Les Chroniques de Valentin

Et il boit pour oublier qu'il en boira un autre

Tous les jours il affronte les coups de cloche, les coups de semonce, les coups de poing dans la gueule, les coups de sangs, les souvenirs qui coupent toute volonté, les déprimes et les morts qui s’accumulent.

Il sème les amitiés dans des boîtes en métal. Elles resteront là bien sagement jusqu’à moisir, que les boîtes s’oxydent et qu’il les jettent. Il a peur de lui. Il maudit son quotidien, il hait chaque jour qui passe.

Il affronte les tempêtes et les marées. Seul dans la houle il se raccroche au cordage en pensant qu’il s’y pendra bientôt. Les femmes de chaque port ne lui donnent plus que chaque coup de marteau sur un cercueil d’algues.

Les dimanches il nettoie les étagères, les cadres photos, les bibelots tout moches, il reste quelques minutes sur le pas de porte de la chambre des enfants.
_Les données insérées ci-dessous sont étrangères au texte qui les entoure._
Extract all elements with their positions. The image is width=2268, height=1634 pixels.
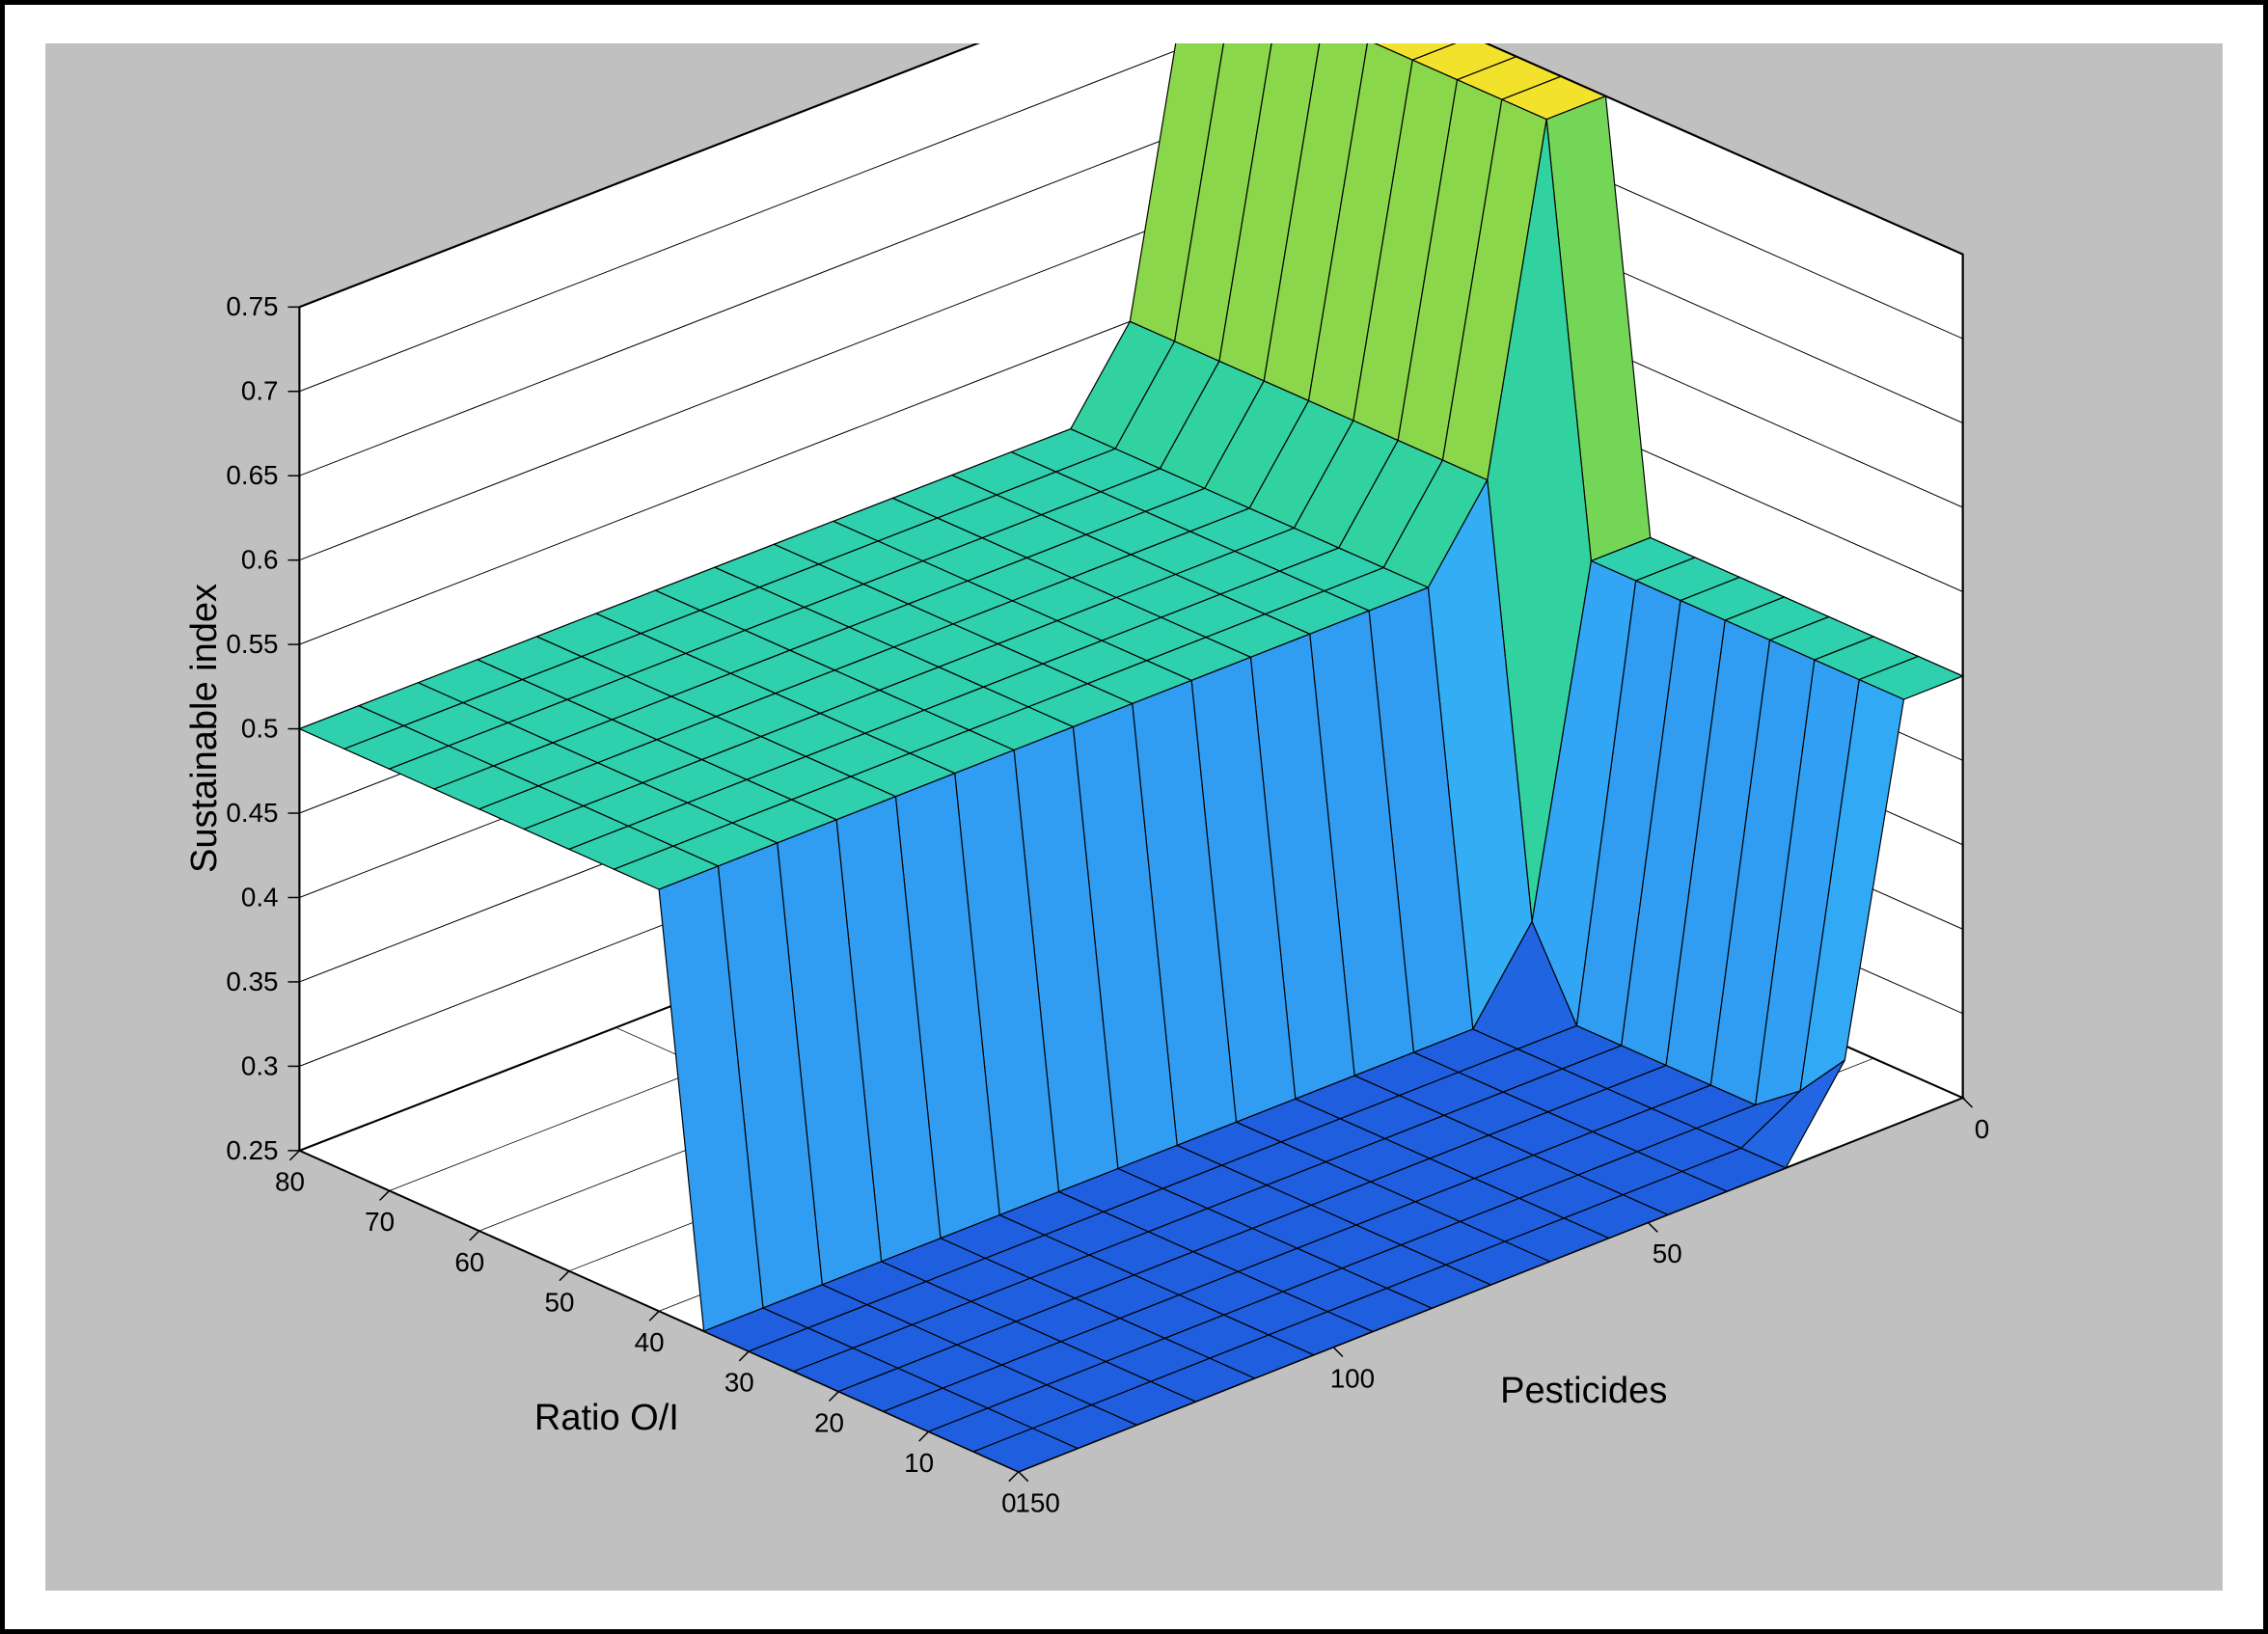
svg-text:0.6: 0.6: [241, 545, 279, 575]
svg-text:40: 40: [635, 1327, 665, 1357]
svg-text:0.3: 0.3: [241, 1050, 279, 1080]
svg-text:0: 0: [1975, 1114, 1989, 1144]
figure: 0.25 0.3 0.35 0.4 0.45 0.5 0.55 0.6 0.65 0.7 0.75 0…: [0, 0, 2268, 1634]
svg-text:0.7: 0.7: [241, 376, 279, 406]
z-axis-label: Sustainable index: [184, 584, 226, 873]
svg-text:0.55: 0.55: [226, 629, 278, 659]
svg-text:0.5: 0.5: [241, 714, 279, 744]
svg-text:0.4: 0.4: [241, 882, 279, 912]
plot-area: 0.25 0.3 0.35 0.4 0.45 0.5 0.55 0.6 0.65 0.7 0.75 0…: [43, 43, 2225, 1591]
svg-text:0.75: 0.75: [226, 291, 278, 321]
svg-text:80: 80: [275, 1167, 305, 1197]
svg-text:0.65: 0.65: [226, 460, 278, 490]
x-axis-label: Ratio O/I: [534, 1398, 679, 1439]
svg-text:150: 150: [1015, 1488, 1059, 1518]
y-axis-label: Pesticides: [1500, 1371, 1667, 1412]
svg-text:60: 60: [454, 1247, 484, 1277]
svg-text:0.45: 0.45: [226, 798, 278, 828]
svg-text:50: 50: [544, 1287, 574, 1317]
svg-text:0: 0: [1001, 1488, 1016, 1518]
svg-text:30: 30: [724, 1368, 754, 1398]
svg-text:70: 70: [365, 1207, 395, 1237]
svg-text:0.25: 0.25: [226, 1135, 278, 1165]
svg-text:100: 100: [1330, 1363, 1375, 1393]
svg-text:20: 20: [814, 1407, 844, 1437]
figure-outer-border: 0.25 0.3 0.35 0.4 0.45 0.5 0.55 0.6 0.65 0.7 0.75 0…: [0, 0, 2268, 1634]
svg-text:50: 50: [1653, 1239, 1682, 1268]
svg-text:0.35: 0.35: [226, 967, 278, 996]
svg-text:10: 10: [904, 1448, 934, 1478]
surface-plot: 0.25 0.3 0.35 0.4 0.45 0.5 0.55 0.6 0.65 0.7 0.75 0…: [43, 43, 2225, 1591]
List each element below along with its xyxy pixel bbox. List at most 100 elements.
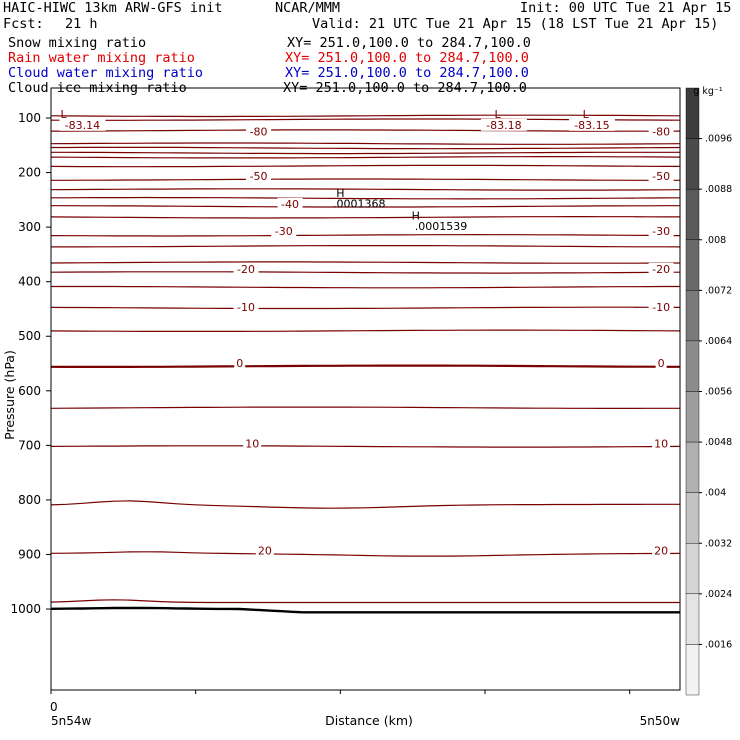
colorbar-swatch (685, 492, 700, 544)
y-axis-title: Pressure (hPa) (2, 350, 17, 440)
contour-label-bg (568, 118, 615, 131)
contour-line (50, 114, 681, 118)
contour-label: -10 (652, 301, 670, 314)
field-xy-snow: XY= 251.0,100.0 to 284.7,100.0 (287, 35, 531, 51)
colorbar-unit: g kg⁻¹ (693, 86, 723, 97)
contour-label: -83.14 (65, 119, 100, 132)
contour-label: H (412, 209, 420, 222)
y-tick-label: 700 (18, 438, 41, 452)
contour-line (50, 406, 680, 409)
contour-label-bg (652, 437, 671, 450)
contour-label-bg (648, 225, 674, 238)
contour-label: -83.15 (574, 119, 609, 132)
contour-label: .0001539 (415, 220, 468, 233)
colorbar-label: .0088 (705, 184, 732, 195)
valid-time: Valid: 21 UTC Tue 21 Apr 15 (18 LST Tue … (312, 16, 719, 32)
contour-label-bg (648, 301, 674, 314)
contour-label: -30 (275, 225, 293, 238)
contour-label: .0001368 (333, 197, 386, 210)
contour-line (50, 445, 681, 448)
contour-line (50, 551, 681, 557)
contour-line (50, 599, 680, 604)
field-xy-rain: XY= 251.0,100.0 to 284.7,100.0 (285, 50, 529, 66)
contour-line (50, 233, 681, 237)
contour-label-bg (59, 118, 106, 131)
y-tick-label: 300 (18, 220, 41, 234)
contour-line (50, 261, 681, 264)
contour-label-bg (271, 225, 297, 238)
x-axis (50, 690, 631, 694)
contour-label: H (336, 187, 344, 200)
y-tick-label: 400 (18, 275, 41, 289)
contour-label-bg (648, 262, 674, 275)
fcst-label: Fcst: (3, 16, 44, 32)
contour-label: 0 (658, 357, 665, 370)
contour-label-bg (277, 197, 303, 210)
contour-lines (50, 114, 681, 604)
colorbar-swatch (685, 340, 700, 392)
field-name-rain: Rain water mixing ratio (8, 50, 195, 66)
x-axis-title: Distance (km) (325, 713, 413, 728)
y-axis: 100 200 300 400 500 600 700 800 900 1000 (10, 111, 51, 616)
y-tick-label: 600 (18, 384, 41, 398)
contour-line (51, 205, 680, 208)
contour-line (51, 245, 681, 248)
contour-label: -20 (652, 263, 670, 276)
x-start-label: 5n54w (51, 714, 92, 728)
contour-line (50, 500, 680, 509)
contour-label-bg (648, 170, 674, 183)
colorbar-label: .0016 (705, 639, 732, 650)
contour-label-bg (480, 118, 527, 131)
contour-label-bg (246, 170, 272, 183)
contour-line (51, 129, 681, 132)
contour-line (50, 216, 680, 219)
y-tick-label: 900 (18, 547, 41, 561)
contour-label-bg (648, 125, 674, 138)
contour-line (51, 285, 680, 289)
colorbar-label: .0032 (705, 538, 732, 549)
contour-line (50, 142, 681, 145)
contour-label: -83.18 (486, 119, 521, 132)
contour-label: -80 (250, 125, 268, 138)
colorbar-label: .008 (705, 235, 726, 246)
colorbar-label: .004 (705, 488, 726, 499)
colorbar-label: .0024 (705, 589, 732, 600)
contour-label: 10 (654, 437, 668, 450)
contour-label: L (495, 108, 502, 121)
contour-label: -30 (652, 225, 670, 238)
contour-line (50, 271, 681, 274)
contour-label: -80 (652, 125, 670, 138)
colorbar-swatch (685, 239, 700, 291)
contour-label-bg (655, 357, 667, 370)
colorbar-label: .0048 (705, 437, 732, 448)
colorbar-label: .0096 (705, 134, 732, 145)
terrain-line (50, 606, 680, 614)
contour-label-bg (652, 544, 671, 557)
contour-label: 20 (654, 544, 668, 557)
colorbar-swatch (685, 644, 700, 696)
contour-line (51, 196, 681, 200)
contour-line (51, 178, 680, 181)
contour-labels: -83.14 -83.18 -83.15L L L-80 -80-50 -50-40-30-… (59, 108, 674, 557)
colorbar-swatch (685, 441, 700, 493)
contour-line (50, 188, 681, 191)
plot-frame (50, 87, 681, 691)
colorbar-swatch (685, 138, 700, 190)
y-tick-label: 1000 (10, 602, 41, 616)
field-xy-cloud-water: XY= 251.0,100.0 to 284.7,100.0 (285, 65, 529, 81)
contour-line (50, 364, 680, 368)
contour-line (50, 306, 681, 310)
colorbar-label: .0072 (705, 285, 732, 296)
colorbar-label: .0064 (705, 336, 732, 347)
colorbar: .0096 .0088 .008 .0072 .0064 .0056 .0048 .004 .0… (685, 87, 732, 696)
field-name-snow: Snow mixing ratio (8, 35, 147, 51)
field-name-cloud-water: Cloud water mixing ratio (8, 65, 204, 81)
colorbar-swatch (685, 543, 700, 595)
y-tick-label: 500 (18, 329, 41, 343)
x-zero-label: 0 (50, 700, 58, 714)
init-time: Init: 00 UTC Tue 21 Apr 15 (520, 0, 732, 16)
contour-label-bg (255, 544, 274, 557)
colorbar-swatch (685, 593, 700, 645)
contour-label: -50 (250, 170, 268, 183)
Il va parfois lire le journal au café. Puis il rentre chez lui. Et il attends jusqu’à demain. Que le jour se lève à nouveau. Que le désespoir se noie encore dans son foie. Il est saoul même quand il dort. Et les nuits on l’appelle dans ses rêves mais au réveil il est toujours là. Alors il boit pour oublier les tempêtes.

Alors il engouffre les marées les tempêtes et recrache tout. Il reprends et continue. Et il boit jusqu’à demain, en espérant que demain ne soit plus là. Et il pleure et il rit et il trinque à sa mémoire. Et il boit pour oublier qu’il en boira un autre.